How to repair a small ceramic and metal air variable capacitor like the ones found in old radio equipment. This applies when the shaft has come loose from the pressed-on hexagonal nut or "knob". In this case the nut which is a screwdriver-adjustment, was cracked and would not hold the shaft against the spring pressure of the bearing, allowing the capacitor's plates to touch and shorting out a tuning circuit. The equipment the cap is in is an old vacuum-tube GE VHF FM transmitter converted to ham radio use. If you can spot it in the picture, you are qualified to do this repair.
Step 1: Remove and examine the capacitor
The removed capacitor is examined. It can be seen that the plates are touching each other. This is bad. I suppose most people would replace the capacitor, but there is no need if it can be repaired.
Somehow the shaft had moved back, forced by the tripod-like spring. The nut on the shaft, which held the shaft in pace, had cracked. This is pointed out because it is important to understahd how the capacitor is held together and figure out why it is broken.
Step 2: Fix the capacitor in a vise
Notice that the tailshaft is clapmed in the vise without damaging the capacitor's plates. It should only be clapmed tight enough so you can use pliers to remove the cracked knob/nut on the right. The shaft is usually brass so be gentle.

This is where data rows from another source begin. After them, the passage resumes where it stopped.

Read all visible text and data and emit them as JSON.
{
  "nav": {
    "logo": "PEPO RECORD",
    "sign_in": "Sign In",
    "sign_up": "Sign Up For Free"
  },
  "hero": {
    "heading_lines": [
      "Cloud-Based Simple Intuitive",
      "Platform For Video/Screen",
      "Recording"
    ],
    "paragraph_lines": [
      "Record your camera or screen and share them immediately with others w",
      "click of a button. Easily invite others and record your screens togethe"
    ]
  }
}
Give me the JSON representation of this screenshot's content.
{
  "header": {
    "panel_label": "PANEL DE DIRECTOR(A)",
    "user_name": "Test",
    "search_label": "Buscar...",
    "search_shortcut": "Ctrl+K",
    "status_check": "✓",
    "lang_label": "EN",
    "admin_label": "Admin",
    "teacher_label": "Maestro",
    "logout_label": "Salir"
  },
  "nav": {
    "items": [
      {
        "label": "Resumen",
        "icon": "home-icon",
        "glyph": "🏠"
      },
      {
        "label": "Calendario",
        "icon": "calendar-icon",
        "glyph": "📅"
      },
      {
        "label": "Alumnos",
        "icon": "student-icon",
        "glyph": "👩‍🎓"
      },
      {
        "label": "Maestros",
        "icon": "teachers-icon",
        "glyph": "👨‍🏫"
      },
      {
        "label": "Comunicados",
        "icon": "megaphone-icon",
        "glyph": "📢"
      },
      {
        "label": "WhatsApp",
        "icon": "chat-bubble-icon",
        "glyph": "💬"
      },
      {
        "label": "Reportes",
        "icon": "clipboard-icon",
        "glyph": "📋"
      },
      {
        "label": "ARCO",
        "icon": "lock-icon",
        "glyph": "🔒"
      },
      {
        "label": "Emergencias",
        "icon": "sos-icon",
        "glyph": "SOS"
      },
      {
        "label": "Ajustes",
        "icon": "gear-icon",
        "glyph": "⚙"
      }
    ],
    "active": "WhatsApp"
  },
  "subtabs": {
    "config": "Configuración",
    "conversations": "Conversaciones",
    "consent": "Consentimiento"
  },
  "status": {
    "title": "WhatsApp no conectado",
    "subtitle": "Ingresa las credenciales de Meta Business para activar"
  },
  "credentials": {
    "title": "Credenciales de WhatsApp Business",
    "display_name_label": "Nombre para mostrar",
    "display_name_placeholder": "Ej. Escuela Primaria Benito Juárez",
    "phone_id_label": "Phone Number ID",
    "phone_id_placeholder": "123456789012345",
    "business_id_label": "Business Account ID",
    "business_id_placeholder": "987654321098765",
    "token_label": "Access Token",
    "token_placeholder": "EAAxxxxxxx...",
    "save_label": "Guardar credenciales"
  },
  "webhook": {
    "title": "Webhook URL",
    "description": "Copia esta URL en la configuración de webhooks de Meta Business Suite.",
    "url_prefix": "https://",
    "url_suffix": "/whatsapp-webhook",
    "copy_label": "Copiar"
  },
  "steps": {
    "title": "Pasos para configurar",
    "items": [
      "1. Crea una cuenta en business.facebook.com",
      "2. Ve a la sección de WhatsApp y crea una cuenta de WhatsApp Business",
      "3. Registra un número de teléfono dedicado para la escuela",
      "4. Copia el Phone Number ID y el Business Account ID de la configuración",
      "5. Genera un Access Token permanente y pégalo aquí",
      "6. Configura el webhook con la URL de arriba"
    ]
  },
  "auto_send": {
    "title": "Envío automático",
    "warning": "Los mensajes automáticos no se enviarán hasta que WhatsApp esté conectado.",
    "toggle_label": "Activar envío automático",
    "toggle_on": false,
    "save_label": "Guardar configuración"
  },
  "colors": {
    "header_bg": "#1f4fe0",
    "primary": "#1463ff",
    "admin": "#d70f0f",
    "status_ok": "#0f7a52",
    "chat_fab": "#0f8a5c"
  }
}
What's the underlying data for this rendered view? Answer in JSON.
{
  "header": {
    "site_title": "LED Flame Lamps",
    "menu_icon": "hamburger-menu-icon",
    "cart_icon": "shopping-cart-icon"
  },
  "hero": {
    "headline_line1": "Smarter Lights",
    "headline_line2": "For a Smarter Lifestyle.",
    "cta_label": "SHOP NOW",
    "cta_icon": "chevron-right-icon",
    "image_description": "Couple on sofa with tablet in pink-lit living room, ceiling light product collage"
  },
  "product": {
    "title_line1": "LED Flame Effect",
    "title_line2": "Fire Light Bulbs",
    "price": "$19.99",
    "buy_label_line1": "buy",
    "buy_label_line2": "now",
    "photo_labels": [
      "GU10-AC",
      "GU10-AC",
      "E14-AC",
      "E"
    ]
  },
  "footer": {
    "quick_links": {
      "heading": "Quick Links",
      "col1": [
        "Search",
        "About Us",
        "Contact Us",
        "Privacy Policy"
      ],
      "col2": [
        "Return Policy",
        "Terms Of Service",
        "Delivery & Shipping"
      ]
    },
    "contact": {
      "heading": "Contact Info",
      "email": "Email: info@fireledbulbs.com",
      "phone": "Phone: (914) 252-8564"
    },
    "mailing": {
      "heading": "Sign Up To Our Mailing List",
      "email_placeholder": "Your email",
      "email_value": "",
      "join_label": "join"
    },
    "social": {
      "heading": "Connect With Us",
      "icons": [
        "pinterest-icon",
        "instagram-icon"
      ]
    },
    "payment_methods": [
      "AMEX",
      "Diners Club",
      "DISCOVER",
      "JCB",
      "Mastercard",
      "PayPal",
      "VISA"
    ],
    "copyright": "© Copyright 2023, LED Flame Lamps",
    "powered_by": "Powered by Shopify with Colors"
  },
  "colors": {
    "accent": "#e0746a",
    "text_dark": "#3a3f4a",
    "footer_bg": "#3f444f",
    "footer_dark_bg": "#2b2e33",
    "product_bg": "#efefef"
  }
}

Step 3: Inspect the capacitor's shaft.
See the little screwdriver groove inside? Normally this would be much closer to the top of the nut. Do not be confused by the inner slot and the nut's slot. They always turn together in a normal situation and this dual slot arrangement is for the convenience of the alignment tech who would be working on the radio set. The little groove is in the end of the actual shaft, of which the other end is clamped in the vise.